One interesting consequence of sending GREASE H2 Frames is that it requires moving the END_STREAM flag (recorded as fin=true in the netlog) from the HTTP2_SESSION_SEND_HEADERS frame into an empty (size=0) HTTP2_SESSION_SEND_DATA frame; unfortunately, the intervening GREASE Frame is not presently recorded in the netlog.

You can try H2 GREASE in Chrome Stable using command line flags that enable GREASE settings values and GREASE frames respectively:

chrome.exe --http2-grease-settings bing.com
chrome.exe --http2-grease-frame-type bing.com

Alternatively, you can disable the experiment in Dev/Canary:

chrome.exe --disable-features=Http2Grease

GREASE is baked into the new HTTP3 protocol (Cloudflare does it by default) and the new UA Client Hints specification (where it’s blowing up a fair number of sites). I expect we’ll see GREASE-like mechanisms appearing in most new web specs where there are optional or extensible features.

-Eric

PS: I’ve tried to apply GREASE principles to my life as well. When I first signed up for my Kilimanjaro trip, I worried that I wasn’t going to able to book time off from work 18 months in advance. Ultimately, I concluded that if when the time came, my employer couldn’t let me take time off for the trip of a lifetime, things had rusted badly enough that I’d have to quit anyway. As it turned out, I had no problems getting three weeks away, two for the hike and one to relax afterward.

Published by ericlaw

Impatient optimist. Dad. Author/speaker. Created Fiddler & SlickRun. PM @ Microsoft 2001-2012, and 2018-, working on Office, IE, and Edge. Now a GPM for Microsoft Defender. My words are my own, I do not speak for any other entity.

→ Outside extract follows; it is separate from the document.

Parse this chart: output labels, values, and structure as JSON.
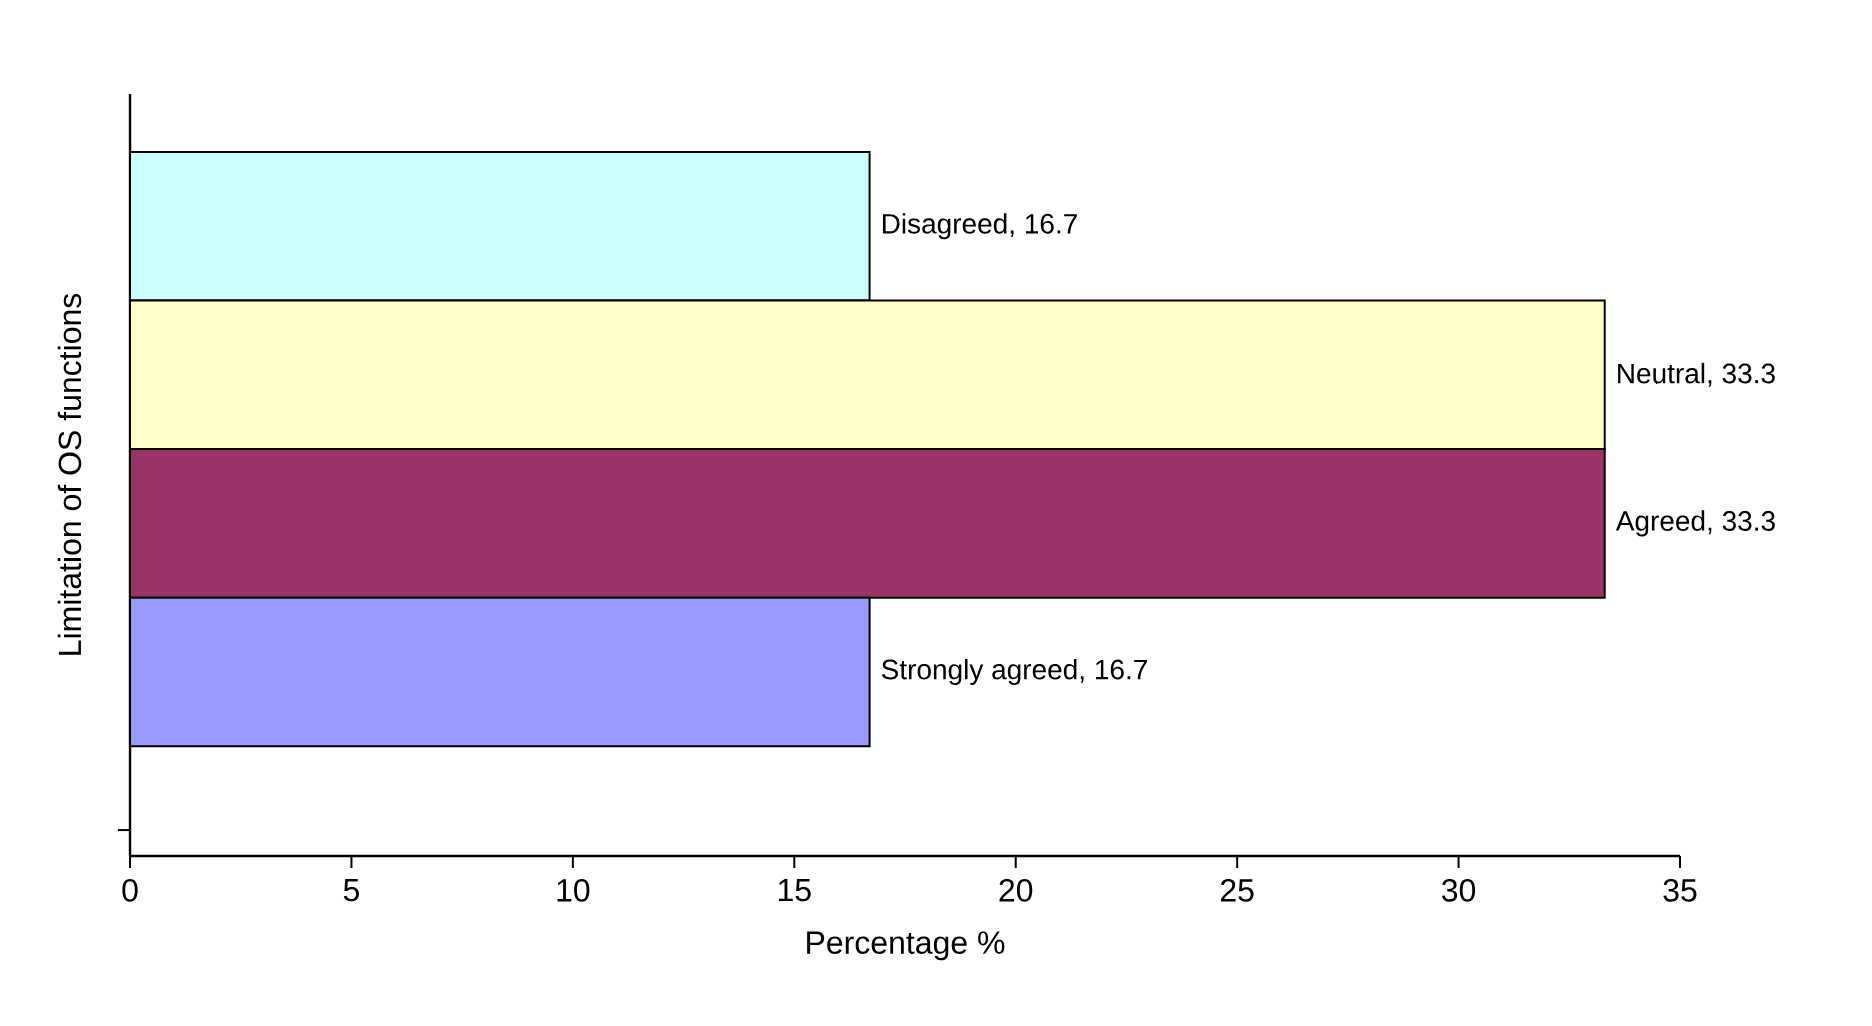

One thought on “A bit of GREASE keeps the web moving

  1. Isn’t this sort of a subset of fuzz testing though? It’s still kinda awesome though and I hope this gets more popular. Along with concept like “be liberal in what you accept as input, strict in what you output” and “fail early, fail often”, and “always plan ahead for failures, they will happen”, “fail gracefully, recover/restart quickly” etc.

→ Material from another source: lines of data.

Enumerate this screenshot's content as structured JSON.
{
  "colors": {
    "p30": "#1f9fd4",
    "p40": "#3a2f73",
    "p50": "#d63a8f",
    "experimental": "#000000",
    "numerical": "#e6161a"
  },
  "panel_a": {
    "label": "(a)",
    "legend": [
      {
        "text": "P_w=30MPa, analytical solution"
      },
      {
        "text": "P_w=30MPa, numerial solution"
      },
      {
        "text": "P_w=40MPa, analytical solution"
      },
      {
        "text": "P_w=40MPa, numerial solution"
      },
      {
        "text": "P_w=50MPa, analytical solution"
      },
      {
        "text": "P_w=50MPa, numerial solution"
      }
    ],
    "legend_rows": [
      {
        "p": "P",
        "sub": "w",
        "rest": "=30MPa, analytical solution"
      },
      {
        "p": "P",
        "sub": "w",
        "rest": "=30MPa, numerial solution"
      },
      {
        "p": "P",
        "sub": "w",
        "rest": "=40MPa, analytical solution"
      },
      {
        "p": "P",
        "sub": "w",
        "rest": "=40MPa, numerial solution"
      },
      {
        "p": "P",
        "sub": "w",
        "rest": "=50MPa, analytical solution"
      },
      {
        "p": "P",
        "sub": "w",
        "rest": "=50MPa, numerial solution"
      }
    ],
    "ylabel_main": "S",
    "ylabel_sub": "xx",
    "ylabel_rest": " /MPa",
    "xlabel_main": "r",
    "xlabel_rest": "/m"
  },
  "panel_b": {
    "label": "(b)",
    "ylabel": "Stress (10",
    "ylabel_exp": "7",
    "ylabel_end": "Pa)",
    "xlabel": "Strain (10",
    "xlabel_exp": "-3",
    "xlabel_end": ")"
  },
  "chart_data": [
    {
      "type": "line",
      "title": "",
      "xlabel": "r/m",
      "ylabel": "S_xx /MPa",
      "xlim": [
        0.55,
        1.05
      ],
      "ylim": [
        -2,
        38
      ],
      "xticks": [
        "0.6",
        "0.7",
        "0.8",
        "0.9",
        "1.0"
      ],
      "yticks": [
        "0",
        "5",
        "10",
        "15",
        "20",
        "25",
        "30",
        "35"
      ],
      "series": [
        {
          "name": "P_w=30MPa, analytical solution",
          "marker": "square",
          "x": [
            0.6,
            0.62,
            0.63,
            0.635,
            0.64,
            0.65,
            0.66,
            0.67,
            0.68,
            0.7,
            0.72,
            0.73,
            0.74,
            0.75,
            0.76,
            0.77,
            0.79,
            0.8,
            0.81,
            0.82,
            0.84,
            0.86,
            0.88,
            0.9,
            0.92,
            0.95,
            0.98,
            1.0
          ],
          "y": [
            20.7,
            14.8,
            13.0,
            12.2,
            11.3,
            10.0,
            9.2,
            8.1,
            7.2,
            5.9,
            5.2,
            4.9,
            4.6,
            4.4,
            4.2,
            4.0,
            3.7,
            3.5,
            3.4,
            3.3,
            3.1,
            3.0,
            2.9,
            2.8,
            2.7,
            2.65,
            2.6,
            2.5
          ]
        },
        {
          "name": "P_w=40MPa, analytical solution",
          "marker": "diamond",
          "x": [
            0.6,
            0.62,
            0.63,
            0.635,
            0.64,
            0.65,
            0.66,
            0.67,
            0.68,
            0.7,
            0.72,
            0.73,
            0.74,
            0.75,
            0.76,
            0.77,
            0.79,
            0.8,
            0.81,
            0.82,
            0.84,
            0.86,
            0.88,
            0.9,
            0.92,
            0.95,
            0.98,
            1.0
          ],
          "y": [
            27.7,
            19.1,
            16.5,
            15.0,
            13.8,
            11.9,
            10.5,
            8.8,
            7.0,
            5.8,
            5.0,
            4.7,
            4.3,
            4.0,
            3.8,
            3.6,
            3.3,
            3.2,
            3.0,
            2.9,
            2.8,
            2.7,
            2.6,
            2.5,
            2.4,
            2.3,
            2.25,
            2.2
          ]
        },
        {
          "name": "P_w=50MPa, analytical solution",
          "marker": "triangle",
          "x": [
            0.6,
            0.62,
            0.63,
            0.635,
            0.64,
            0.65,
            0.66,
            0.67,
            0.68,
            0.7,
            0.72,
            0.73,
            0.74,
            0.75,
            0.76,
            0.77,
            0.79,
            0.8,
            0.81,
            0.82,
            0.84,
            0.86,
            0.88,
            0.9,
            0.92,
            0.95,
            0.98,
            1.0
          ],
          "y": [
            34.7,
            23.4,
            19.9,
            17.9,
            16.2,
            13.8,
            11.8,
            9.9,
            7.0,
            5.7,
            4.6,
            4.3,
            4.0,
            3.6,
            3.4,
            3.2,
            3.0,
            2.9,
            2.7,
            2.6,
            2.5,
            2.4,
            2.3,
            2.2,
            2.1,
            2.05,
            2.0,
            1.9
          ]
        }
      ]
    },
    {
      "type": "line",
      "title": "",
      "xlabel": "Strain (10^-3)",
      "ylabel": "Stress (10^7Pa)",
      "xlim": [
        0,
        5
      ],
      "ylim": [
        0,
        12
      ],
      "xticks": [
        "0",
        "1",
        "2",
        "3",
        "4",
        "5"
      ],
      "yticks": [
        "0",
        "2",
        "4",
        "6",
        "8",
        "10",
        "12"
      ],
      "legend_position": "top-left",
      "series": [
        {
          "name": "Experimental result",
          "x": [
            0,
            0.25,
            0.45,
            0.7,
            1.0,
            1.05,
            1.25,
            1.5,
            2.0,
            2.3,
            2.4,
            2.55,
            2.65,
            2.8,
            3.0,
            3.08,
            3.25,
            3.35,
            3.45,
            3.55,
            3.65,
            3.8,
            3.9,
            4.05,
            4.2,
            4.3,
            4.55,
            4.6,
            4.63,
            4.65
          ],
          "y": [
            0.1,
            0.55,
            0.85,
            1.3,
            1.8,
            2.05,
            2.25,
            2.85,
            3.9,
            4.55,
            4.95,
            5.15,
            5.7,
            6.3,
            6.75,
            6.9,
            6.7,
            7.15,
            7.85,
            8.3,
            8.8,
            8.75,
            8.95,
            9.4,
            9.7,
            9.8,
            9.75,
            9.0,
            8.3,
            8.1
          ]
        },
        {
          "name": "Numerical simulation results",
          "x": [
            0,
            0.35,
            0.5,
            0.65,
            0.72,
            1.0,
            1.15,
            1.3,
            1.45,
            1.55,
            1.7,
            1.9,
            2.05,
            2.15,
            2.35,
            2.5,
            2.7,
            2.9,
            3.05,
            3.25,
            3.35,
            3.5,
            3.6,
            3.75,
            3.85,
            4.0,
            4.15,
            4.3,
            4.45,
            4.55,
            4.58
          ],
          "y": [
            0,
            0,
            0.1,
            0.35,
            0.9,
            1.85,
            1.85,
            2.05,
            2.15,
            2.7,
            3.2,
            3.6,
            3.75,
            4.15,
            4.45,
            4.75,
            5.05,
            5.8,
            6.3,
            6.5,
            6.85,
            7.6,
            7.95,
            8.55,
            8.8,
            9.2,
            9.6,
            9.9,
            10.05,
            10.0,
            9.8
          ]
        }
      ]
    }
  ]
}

    I always try to do “If” tests on input of procedures (or functions) and if the input value is not within bounds it’s either truncated (if this does not degrade the result or change the expected outcome of a function), or just outright fails and returns with and error code. Does does burn a few CPU cycles at the start of say a function, but with sanity checks and error handling out of the way early it’s much easier to setup a nice tight/efficient loop later.